We are seeing ever clearer recognition in public opinion and internationally of the role of nuclear in the fight against global warming and in building energy sovereignty.
In their latest reports, intergovernmental agencies (Intergovernmental Panel on Climate Change - IPCC, International Energy Agency - IEA) are increasingly seeing nuclear as an essential lever in the reduction of greenhouse gas (GHG) emissions.
At the end of September 2022, the International Atomic Energy Agency (IAEA) revised its forecasts upwards, and now expects 870 GW of nuclear power in 2050. Previously, it was predicting 790 GW, compared to 390 GW currently.
In France, the announcements made by the President of the Republic in Belfort, in February 2022, relaunched the nuclear program with the construction of 6 EPR2s, the first of which is scheduled to be operational by 2035,
and studies for a further 8 EPR2s. The plan also makes provision for the extension of the lifetime of existing reactors, in particular the 900 MW series, as well as investments of 1 billion euros between now and 2030 to be allocated to the development of advanced reactors: innovative small-scale reactors.

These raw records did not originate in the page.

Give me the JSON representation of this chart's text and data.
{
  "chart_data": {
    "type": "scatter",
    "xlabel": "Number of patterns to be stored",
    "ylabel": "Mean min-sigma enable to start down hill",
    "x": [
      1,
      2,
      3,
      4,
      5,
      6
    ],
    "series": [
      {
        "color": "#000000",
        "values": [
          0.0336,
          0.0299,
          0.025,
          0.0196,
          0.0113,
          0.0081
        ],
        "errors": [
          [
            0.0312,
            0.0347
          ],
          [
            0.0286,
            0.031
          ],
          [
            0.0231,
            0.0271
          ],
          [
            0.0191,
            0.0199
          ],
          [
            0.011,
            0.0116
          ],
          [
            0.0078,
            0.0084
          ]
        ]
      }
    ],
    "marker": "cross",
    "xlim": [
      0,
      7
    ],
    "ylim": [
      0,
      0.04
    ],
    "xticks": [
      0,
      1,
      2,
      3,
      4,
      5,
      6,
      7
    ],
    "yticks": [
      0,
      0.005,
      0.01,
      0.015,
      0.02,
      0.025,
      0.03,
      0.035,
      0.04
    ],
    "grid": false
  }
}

In the USA, for several years now, there has been a strong dynamic to accelerate innovation in the sector. With a program of more than $ 4Bn of subsidies, the USA is banking on the development of advanced reactors by
supporting start-ups. The ambition is clear: to regain sovereignty in nuclear, with the same method which has made it possible to see the emergence of SpaceX in the space sector or Tesla in the automotive sector! The level of support has been stepped
up with the invasion of Ukraine and the recent inflation act which earmarks $ 700 M for the fabrication of highly enriched fuel for these reactors.
Other countries are once again putting their faith in nuclear as a response to the energy crisis. Over the past few months, to cite just 3 examples:
- Belgium has chosen to extend the lifetime of certain of its reactors;
- in the Netherlands, the new government's coalition agreement envisages the construction of two nuclear power plants;
- the UK has decided to triple installed nuclear capacity between now and 2050, as part of a new energy security strategy. The government is thus aiming for 24 GW of nuclear capacity by 2050 (compared to 7 today).
Did you know?
"62 reactors are under construction worldwide. China has commissioned 35 reactors between 2010 and 2020"
The arrival of a new generation of innovative reactors, such as SMR/AMR-type small modular reactors, will bring nuclear power into a new era. More compact and less costly to manufacture with a fuel cycle allowing the quantity of waste
to be reduced, they complement EPRs well.